If you are a Data Science student working with Python, you have probably heard of Git and GitHub. These tools are essential for version control and collaboration in programming projects. In this article, we will explore step by step how to start using Git and GitHub, from installation to collaborative work.

Verifying your Git Installation

Before we begin, it is important to check if Git is installed on your computer. To do this, open the terminal (in the case of MacOS or Windows) and type the following command:

git --version

If you do not have Git installed, follow the official installation instructions for your operating system on the Git website.

Creating a GitHub Account

If you do not already have a GitHub account, go to github.com and click “Sign up” to create one. Follow the instructions to set up your account. Remember to choose a username relevant to your field of study.

Creating a New Repository

Now that you have Git installed and a GitHub account, let’s learn how to create a new repository.

On GitHub

  1. Log in to your GitHub account.
  2. Click the “+” icon in the upper right corner and choose “New repository.”
  3. Fill in the repository name, an optional description, and choose whether it will be public or private.
  4. Click “Create repository.”

On Your Machine

  1. Open the terminal and navigate to the folder where you want to create the repository.
  2. Use the command git init to initialize a new local repository.
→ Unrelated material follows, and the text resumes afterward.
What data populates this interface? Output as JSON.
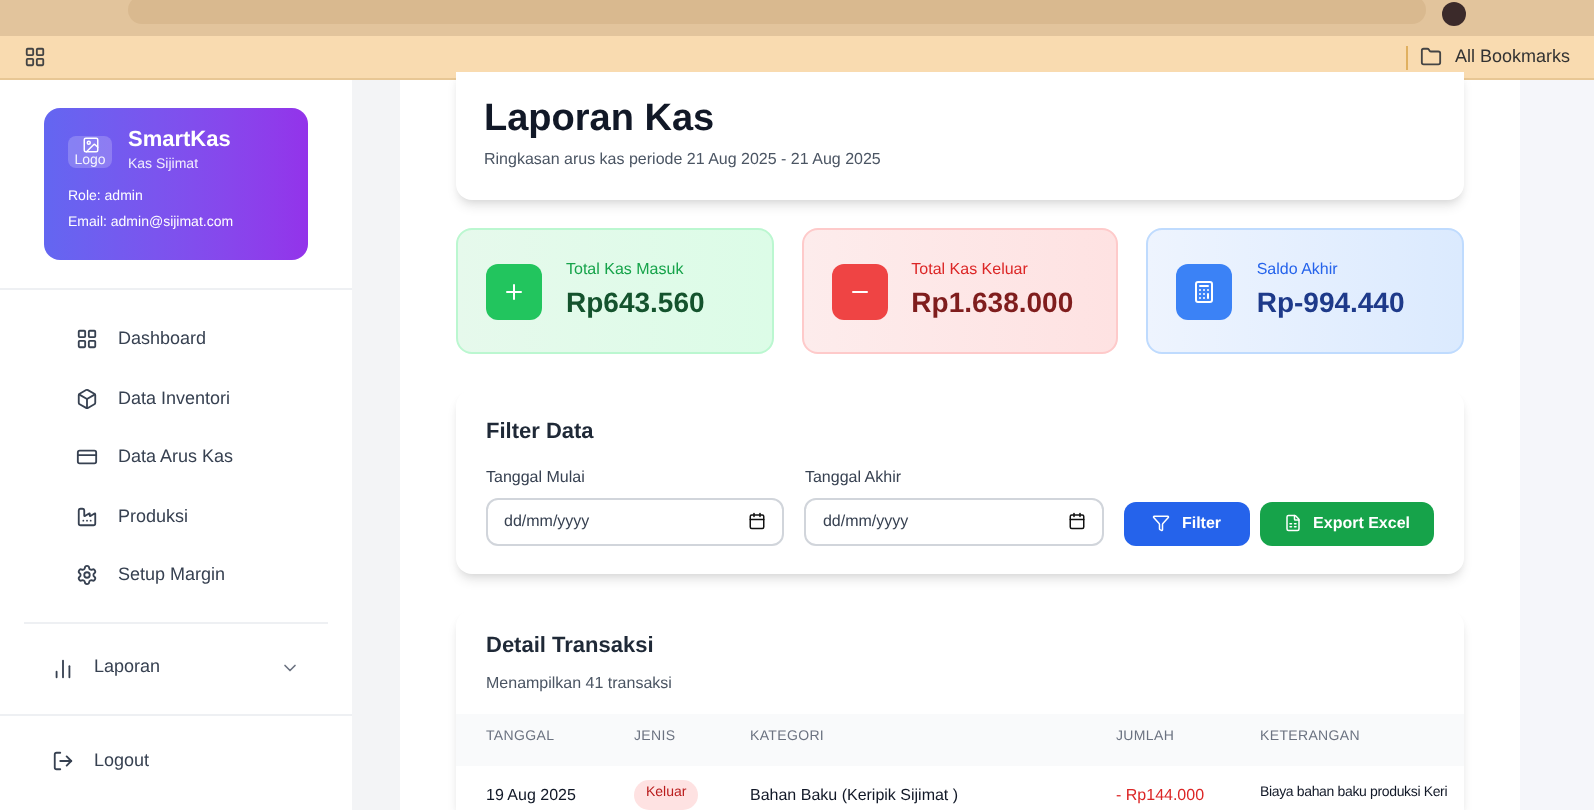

Connecting the Local Repository to GitHub

After creating the local and GitHub repositories, it’s time to connect them.

On GitHub

  1. In the newly created repository, click the “Code” button and copy the repository’s URL.

In the Terminal

  1. Use the command git remote add origin [URL] to add the remote repository. Replace [URL] with the URL you copied earlier.
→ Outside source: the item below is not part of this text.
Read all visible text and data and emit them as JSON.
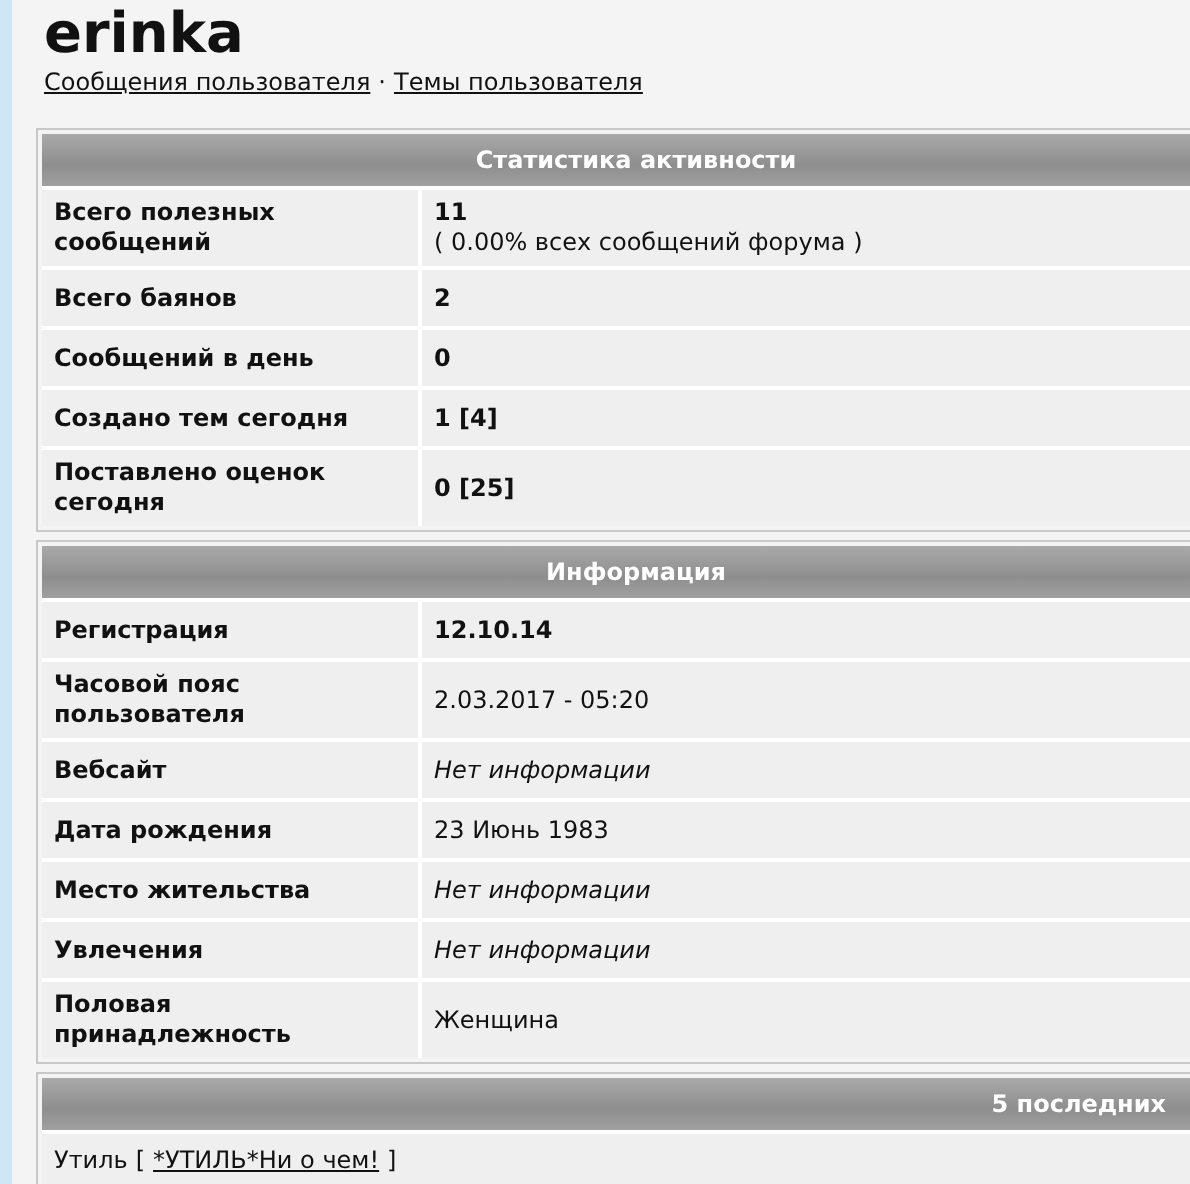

Adding Files, Committing, Pulling, and Pushing

Now that your repository is set up, you can start working with files. But before proceeding, it is important to understand some key concepts: commit, pull, and push.

Commit

A commit is a kind of “snapshot” of the current state of the files in your repository. It is a way to record the changes you have made. Each commit has a descriptive message that explains the changes made. It is good practice to keep these messages concise but informative. For example, when using the command git commit -m "Added chart functionality", you are recording a commit with the message “Added chart functionality” that reflects the changes you made to your files.

Pull

The git pull command is used to update your local repository with changes made in the remote GitHub repository. Imagine you are working on a team project, and a team member has made some changes to the code and pushed them to GitHub. To keep your local repository up to date and synchronized with their changes, you use git pull. This ensures that you are always working with the latest version of the code.

Push:

The git push command is used to send your local commits to the remote repository on GitHub. When you make changes to your files and create local commits, these changes exist only on your computer. To share them with other collaborators or securely back them up on GitHub, you use git push. This sends your commits to the remote repository, making your changes available to other people working on the same project.
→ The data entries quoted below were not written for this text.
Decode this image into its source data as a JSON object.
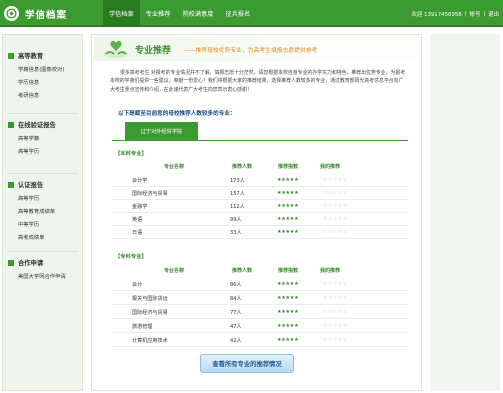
{
  "header": {
    "logo_text": "学信档案",
    "nav": [
      {
        "label": "学信档案",
        "active": true
      },
      {
        "label": "专业推荐",
        "active": false
      },
      {
        "label": "院校满意度",
        "active": false
      },
      {
        "label": "征兵报名",
        "active": false
      }
    ],
    "user": {
      "welcome": "欢迎 13917456958",
      "account": "帐号",
      "logout": "退出"
    }
  },
  "sidebar": {
    "sections": [
      {
        "title": "高等教育",
        "items": [
          "学籍信息(图像校对)",
          "学历信息",
          "考研信息"
        ]
      },
      {
        "title": "在线验证报告",
        "items": [
          "高等学籍",
          "高等学历"
        ]
      },
      {
        "title": "认证报告",
        "items": [
          "高等学历",
          "高等教育成绩单",
          "中等学历",
          "高考成绩单"
        ]
      },
      {
        "title": "合作申请",
        "items": [
          "美国大学网合作申请"
        ]
      }
    ]
  },
  "main": {
    "banner_title": "专业推荐",
    "banner_subtitle": "——推荐母校优势专业，为高考生填报志愿提供参考",
    "intro": "很多高考考生 对报考的专业情况并不了解，填报志愿十分茫然，请您根据本校自身专业的办学实力和特色，推荐出优势专业，为报考本校的学弟们提供一些建议，奉献一份爱心！我们将根据大家的推荐结果，选择推荐人数较多的专业，通过教育部阳光高考信息平台向广大考生重点宣传和介绍，在此谨代表广大考生向您表示衷心感谢！",
    "reco_title": "以下是截至目前您的母校推荐人数较多的专业：",
    "tab_label": "辽宁对外经贸学院",
    "columns": {
      "name": "专业名称",
      "count": "推荐人数",
      "index": "推荐指数",
      "mine": "我的推荐"
    },
    "groups": [
      {
        "label": "【本科专业】",
        "rows": [
          {
            "name": "会计学",
            "count": "173人",
            "index": "★★★★★",
            "mine": "☆☆☆☆☆"
          },
          {
            "name": "国际经济与贸易",
            "count": "157人",
            "index": "★★★★★",
            "mine": "☆☆☆☆☆"
          },
          {
            "name": "金融学",
            "count": "112人",
            "index": "★★★★★",
            "mine": "☆☆☆☆☆"
          },
          {
            "name": "英语",
            "count": "99人",
            "index": "★★★★★",
            "mine": "☆☆☆☆☆"
          },
          {
            "name": "日语",
            "count": "33人",
            "index": "★★★★★",
            "mine": "☆☆☆☆☆"
          }
        ]
      },
      {
        "label": "【专科专业】",
        "rows": [
          {
            "name": "会计",
            "count": "86人",
            "index": "★★★★★",
            "mine": "☆☆☆☆☆"
          },
          {
            "name": "报关与国际货运",
            "count": "84人",
            "index": "★★★★★",
            "mine": "☆☆☆☆☆"
          },
          {
            "name": "国际经济与贸易",
            "count": "77人",
            "index": "★★★★★",
            "mine": "☆☆☆☆☆"
          },
          {
            "name": "旅游管理",
            "count": "47人",
            "index": "★★★★★",
            "mine": "☆☆☆☆☆"
          },
          {
            "name": "计算机应用技术",
            "count": "42人",
            "index": "★★★★★",
            "mine": "☆☆☆☆☆"
          }
        ]
      }
    ],
    "view_all_label": "查看所有专业的推荐情况"
  },
  "colors": {
    "brand_green": "#3b9a30",
    "orange_text": "#e38b1a",
    "blue_text": "#1d4f8a"
  },
  "icons": {
    "logo": "seal-logo-icon",
    "banner": "heart-hands-icon",
    "section_bullet": "square-bullet-icon"
  }
}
In summary, the workflow typically involves making changes to files, adding these changes to commits, recording the changes with descriptive messages (commit), keeping your local repository up to date with git pull to synchronize with the remote repository, and then sending your changes to GitHub with git push. This way, you maintain an efficient collaboration and track changes in your Data Science project.

Working with Outdated Files

If you have edited files locally before pulling and realized that they are not up to date compared to the GitHub repository, there are ways to handle this situation.

  1. Use git stash to save your local changes.
  2. Perform a git pull to update your local repository.
  3. Use git stash apply to reapply your saved changes.

Understanding Branches

Branches are a fundamental part of Git and GitHub. They allow you to work on different versions of a project simultaneously.

  • To create a new branch, use git checkout -b [branch-name].
  • To switch between branches, use git checkout [branch-name].
  • To merge changes from one branch to another, use git merge [branch-name].

Working with Collaborators

Collaborating on GitHub projects involves using pull requests (PRs) to propose and review changes. Here’s a quick overview:

  1. A collaborator forks the main repository.
  2. They create a new branch for their changes.
  3. After completing the changes, they submit a PR to the main repository.
  4. Reviewers can comment, approve, or request changes in the PR.
  5. When the PR is approved, the changes are merged into the main repository.

It is important to note that in open-source projects, it is usually the project maintainers who have the power to approve PRs. In private projects or teams, the approval process may vary but typically involves designated reviewers.

Keep Your Code Updated

Remember to start your work on the code with a pull to ensure you are using the latest version of the project, and finish with a pull to ensure everyone has the updated code. This helps prevent conflicts and maintains effective collaboration.

Now that you have a basic understanding of Git and GitHub, you are ready to start collaborating on Data Science projects more effectively. Remember to practice and explore more features as you progress in your programming journey. Good luck!